Thomas owned lucrative tin mines which employed hundreds of people and took great interest in their welfare. He fell in love with Anne Heywood — a brunette not a redhead like Demelza — whose father agreed they could marry so long as his architect got the job of doing up their mansion.
The couple went on to have four sons and one daughter. But tragedy struck when their eldest son John, 13, drowned in the Thames while at Eton.
Thomas and Anne brought his body home preserved in a barrel of brandy.
Their anguish must have matched that portrayed by Turner and co-star Eleanor Tomlinson in harrowing scenes as Ross and Demelza’s daughter died from “putrid throat” in series one.
Tragedy struck the Hawkins family a second time when another son died of “a fever in consequence of eating an ice-cream after dancing”.
And Thomas’ sense of responsibility for the people who worked for him resulted in his own premature death in 1766 at the age of 42.
At that time, smallpox was a killer but treatment was being developed.
Thomas volunteered to have an early form of vaccination as an example to his tenants. Tragically, he contracted the disease and died. His second son Christopher, inherited the estate when just eight years old.
He went on to become High Sheriff of Cornwall, an MP and in 1791 was made a baronet by William Pitt the Younger.
Fascinatingly, Sir Christopher became a recurring character in the Poldark novels, depicted as corrupt and cynical but generous to his friends.
All Graham’s books were inspired by stories he uncovered in 18th-century newspapers, letters, diaries and autobiographies.

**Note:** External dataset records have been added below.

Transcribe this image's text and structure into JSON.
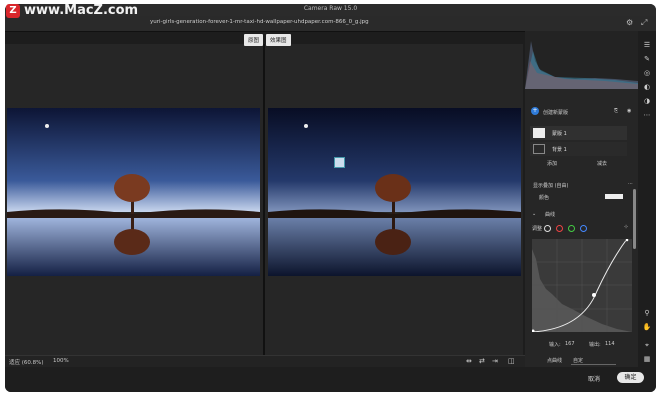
{
  "watermark": {
    "logo": "Z",
    "text": "www.MacZ.com"
  },
  "app": {
    "title": "Camera Raw 15.0"
  },
  "file": {
    "name": "yuri-girls-generation-forever-1-mr-taxi-hd-wallpaper-uhdpaper.com-866_0_g.jpg"
  },
  "view_tabs": [
    "原图",
    "效果图"
  ],
  "zoom": {
    "label": "适应 (60.8%)",
    "value": "100%"
  },
  "masks": {
    "create_label": "创建新蒙版",
    "mask_name": "蒙版 1",
    "layer_name": "背景 1",
    "add_label": "添加",
    "subtract_label": "减去"
  },
  "adjust": {
    "overlay_label": "显示叠加 (自由)",
    "color_label": "颜色",
    "curve_section": "曲线",
    "adjust_label": "调整",
    "input_label": "输入:",
    "input_value": "167",
    "output_label": "输出:",
    "output_value": "114",
    "point_curve_label": "点曲线",
    "point_curve_value": "自定"
  },
  "footer": {
    "cancel": "取消",
    "ok": "确定"
  }
}
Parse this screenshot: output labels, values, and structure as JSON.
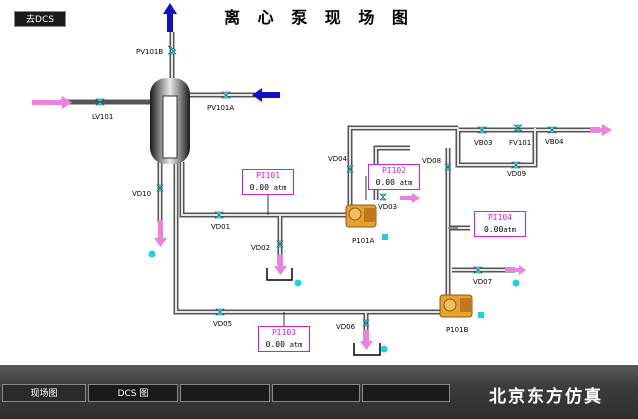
{
  "title": "离 心 泵 现 场 图",
  "dcs_button": "去DCS",
  "valves": {
    "pv101b": "PV101B",
    "pv101a": "PV101A",
    "lv101": "LV101",
    "vd10": "VD10",
    "vd01": "VD01",
    "vd02": "VD02",
    "vd03": "VD03",
    "vd04": "VD04",
    "vd05": "VD05",
    "vd06": "VD06",
    "vd07": "VD07",
    "vd08": "VD08",
    "vd09": "VD09",
    "vb03": "VB03",
    "vb04": "VB04",
    "fv101": "FV101"
  },
  "pumps": {
    "a": "P101A",
    "b": "P101B"
  },
  "gauges": {
    "pi101": {
      "name": "PI101",
      "value": "0.00",
      "unit": "atm"
    },
    "pi102": {
      "name": "PI102",
      "value": "0.00",
      "unit": "atm"
    },
    "pi103": {
      "name": "PI103",
      "value": "0.00",
      "unit": "atm"
    },
    "pi104": {
      "name": "PI104",
      "value": "0.00",
      "unit": "atm"
    }
  },
  "tabs": {
    "field": "现场图",
    "dcs": "DCS 图"
  },
  "brand": "北京东方仿真",
  "colors": {
    "pipe": "#6a6a6a",
    "pink": "#f080e0",
    "blue": "#1010c0",
    "valve": "#40d0e0",
    "gauge_border": "#d020d0"
  }
}
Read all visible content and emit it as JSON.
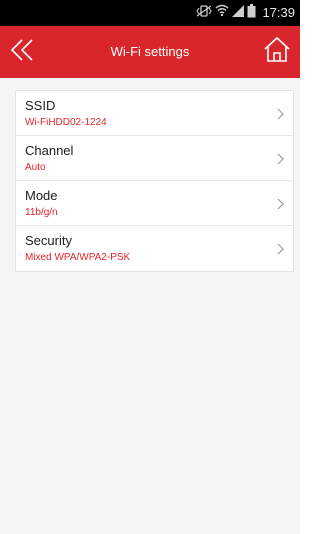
{
  "status_bar": {
    "time": "17:39",
    "icons": [
      "mute-vibrate-icon",
      "wifi-icon",
      "signal-icon",
      "battery-icon"
    ]
  },
  "header": {
    "title": "Wi-Fi settings",
    "back_icon": "double-chevron-left-icon",
    "home_icon": "home-icon"
  },
  "settings": [
    {
      "label": "SSID",
      "value": "Wi-FiHDD02-1224"
    },
    {
      "label": "Channel",
      "value": "Auto"
    },
    {
      "label": "Mode",
      "value": "11b/g/n"
    },
    {
      "label": "Security",
      "value": "Mixed WPA/WPA2-PSK"
    }
  ],
  "colors": {
    "accent": "#d9262c",
    "value_text": "#e5252a",
    "background": "#f5f5f5"
  }
}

He said: “In all classes of historical novels, one has to have a degree of historical truth as well as a truth to human nature.”
And he added about his Poldark books: “I do not know how near the truth of life in the 18th century these novels are.
All I know is that they are as near to the truth as I can make them.”
Ross links to Battle of Waterloo officer
Some fans believe another real-life hero may have influenced the character of Poldark.
Ross is a British Army officer and American Revolutionary war veteran who returns to his native Cornwall and becomes an MP.
Author Winston Graham’s notes reveal that he researched the life of Lieut Gen Sir Richard Hussey Vivian, a Cornishman, Battle of Waterloo veteran and politician.
Born in Truro in 1775, Vivian’s father owned a successful copper smelting and mining business.
But Vivian joined the Army as a lieutenant in the 54th Regiment of Foot.
He headed campaigns in Spain and at Waterloo led the 6th Cavalry Brigade in charges that helped decimate the French forces and led to Napoleon’s defeat.
Vivian was mentioned in dispatches and received several more honours.
He returned to Cornwall and became a Member of Parliament —and in 1841 was made Baron Vivian of Glynn and Truro.